У директора посетитель — немолодой широкоплечий человек, смешно, по-ученически сложивший на коленях руки.

— Садитесь, товарищи, — приглашает директор. — Я сейчас освобожусь…

У него внимательные серые глаза, пытливо глянувшие на нас из-под стекол роговых очков, большой загорелый лоб и белесые густые волосы, — приметы, по которым с одинаковым основанием можно дать и сорок лет и пятьдесят пять.

— Вот так, товарищ Максимов, — говорит директор, делая какую-то пометку в тетради. — Вашего сына мы зачислили в десятый «А».

По широкому грубоватому лицу посетителя пробегает мягкая улыбка, он поднимается.

— Спасибо, товарищ директор! Я ведь, сказать вам, тоже этот класс кончал. В 1934-м…

— Да ну? — Озабоченный взгляд директора меняется, теплеет. — Приятно, очень приятно! Дело в том, что и я кончал девятый «А». В двадцать восьмом, тогда еще девятилетка была.

Мы с Юркой переглядываемся; директор провожает Максимова до дверей, долго прощается с ним.

— Прошу извинить, — вернувшись, разводит он руками. — Видите, как получилось?

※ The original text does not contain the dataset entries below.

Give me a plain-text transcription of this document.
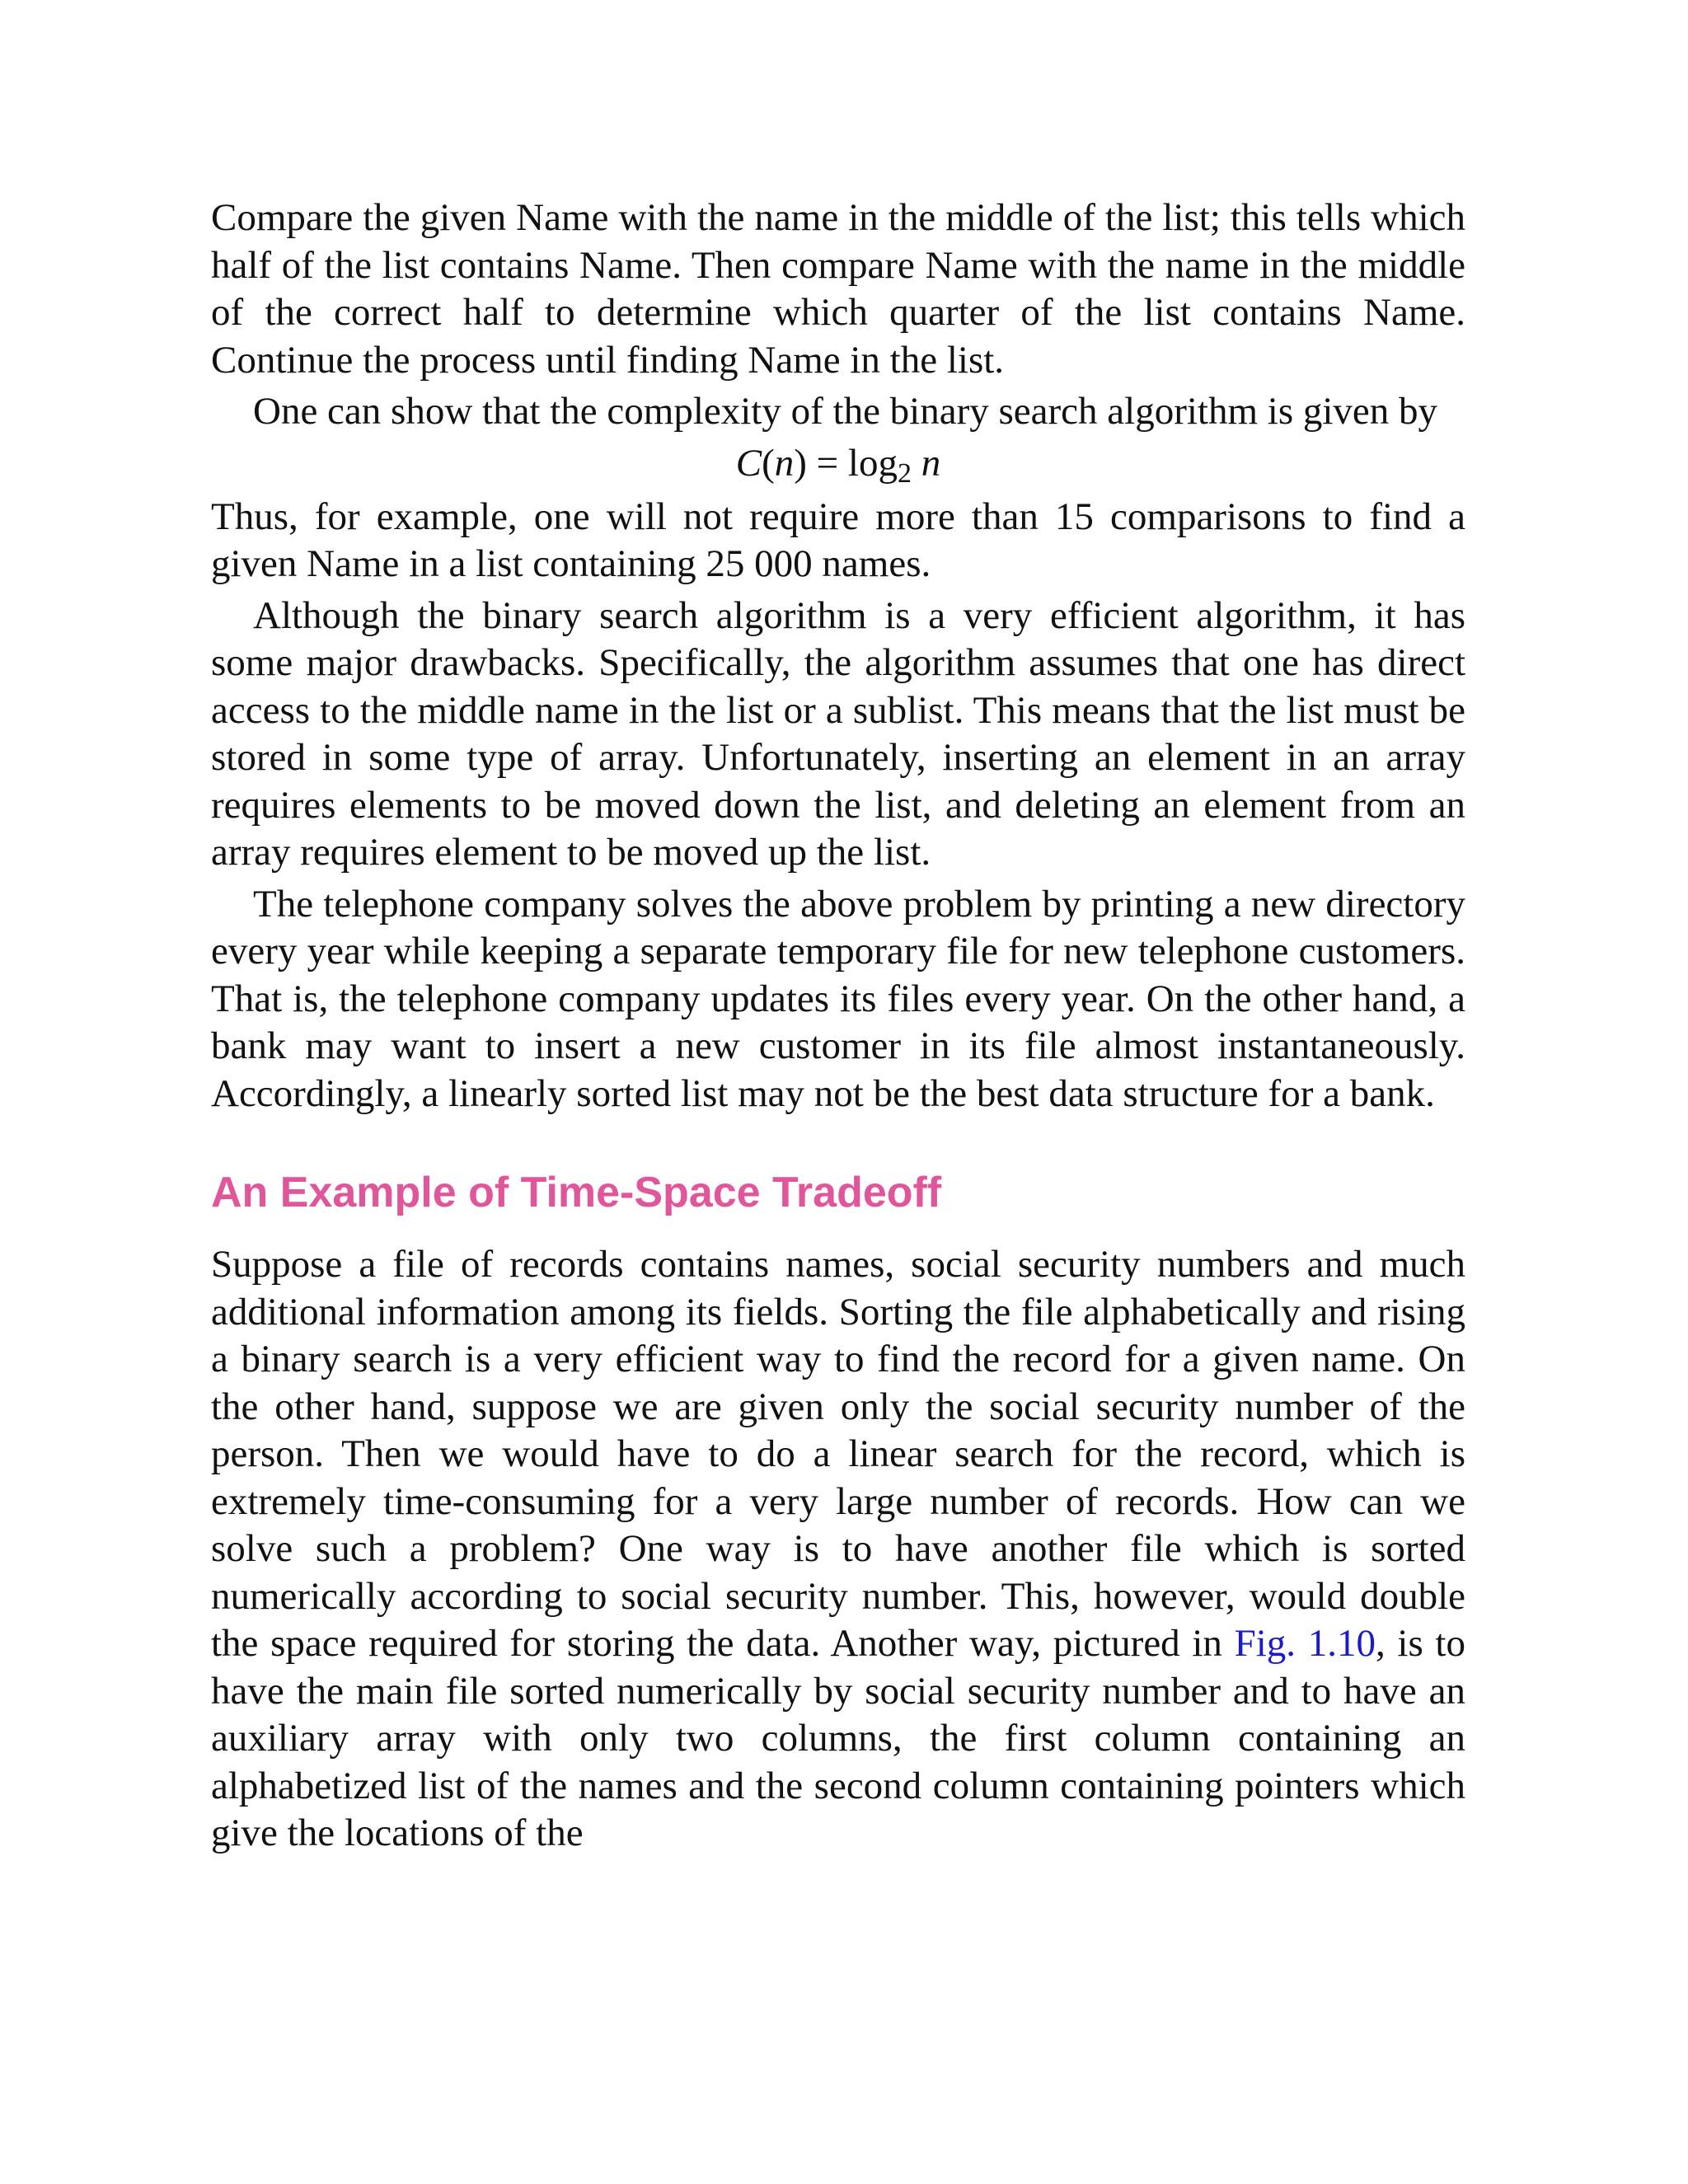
Compare the given Name with the name in the middle of the list; this tells which half of the list contains Name. Then compare Name with the name in the middle of the correct half to determine which quarter of the list contains Name. Continue the process until finding Name in the list.

One can show that the complexity of the binary search algorithm is given by

$C(n) = \log_2 n$

Thus, for example, one will not require more than 15 comparisons to find a given Name in a list containing 25 000 names.

Although the binary search algorithm is a very efficient algorithm, it has some major drawbacks. Specifically, the algorithm assumes that one has direct access to the middle name in the list or a sublist. This means that the list must be stored in some type of array. Unfortunately, inserting an element in an array requires elements to be moved down the list, and deleting an element from an array requires element to be moved up the list.

The telephone company solves the above problem by printing a new directory every year while keeping a separate temporary file for new telephone customers. That is, the telephone company updates its files every year. On the other hand, a bank may want to insert a new customer in its file almost instantaneously. Accordingly, a linearly sorted list may not be the best data structure for a bank.

An Example of Time-Space Tradeoff

Suppose a file of records contains names, social security numbers and much additional information among its fields. Sorting the file alphabetically and rising a binary search is a very efficient way to find the record for a given name. On the other hand, suppose we are given only the social security number of the person. Then we would have to do a linear search for the record, which is extremely time-consuming for a very large number of records. How can we solve such a problem? One way is to have another file which is sorted numerically according to social security number. This, however, would double the space required for storing the data. Another way, pictured in Fig. 1.10, is to have the main file sorted numerically by social security number and to have an auxiliary array with only two columns, the first column containing an alphabetized list of the names and the second column containing pointers which give the locations of the
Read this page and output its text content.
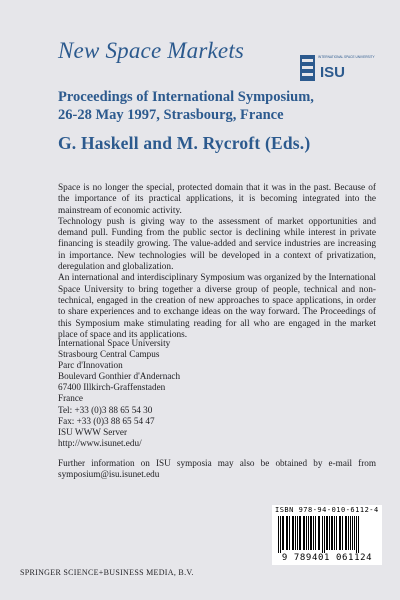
New Space Markets	INTERNATIONAL SPACE UNIVERSITY
ISU
Proceedings of International Symposium,
26-28 May 1997, Strasbourg, France
G. Haskell and M. Rycroft (Eds.)

Space is no longer the special, protected domain that it was in the past. Because of the importance of its practical applications, it is becoming integrated into the mainstream of economic activity.

Technology push is giving way to the assessment of market opportunities and demand pull. Funding from the public sector is declining while interest in private financing is steadily growing. The value-added and service industries are increasing in importance. New technologies will be developed in a context of privatization, deregulation and globalization.

An international and interdisciplinary Symposium was organized by the International Space University to bring together a diverse group of people, technical and non-technical, engaged in the creation of new approaches to space applications, in order to share experiences and to exchange ideas on the way forward. The Proceedings of this Symposium make stimulating reading for all who are engaged in the market place of space and its applications.

International Space University
Strasbourg Central Campus
Parc d'Innovation
Boulevard Gonthier d'Andernach
67400 Illkirch-Graffenstaden
France
Tel: +33 (0)3 88 65 54 30
Fax: +33 (0)3 88 65 54 47
ISU WWW Server
http://www.isunet.edu/
Further information on ISU symposia may also be obtained by e-mail from symposium@isu.isunet.edu
ISBN 978-94-010-6112-4
9 789401 061124
SPRINGER SCIENCE+BUSINESS MEDIA, B.V.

Мы делаем шаг вперед, докладываем:

— Десятый «А» выпуска тысяча девятьсот тридцать девятого!

Секунду-другую серые глаза из-под очков недоверчиво окидывают наши торжественно-напряженные лица и молодо вспыхивают.

— Вот это праздник! — Директор протягивает нам обе руки. — Ну спасибо, товарищи, спасибо!..

Уходим мы через час, если не позже, вдоволь навспоминавшись и договорившись провести летом будущего года, если, конечно, будем живы-здоровы, съезд бывших учеников нашего десятого «А».

— Только помните об условии, — напоминает директор, — у нас! Старички вон до сих пор при каждом выпуске вспоминают: хорош, мол, класс, да в 1939 лучше был. Так что помните: школа в вашем полном распоряжении!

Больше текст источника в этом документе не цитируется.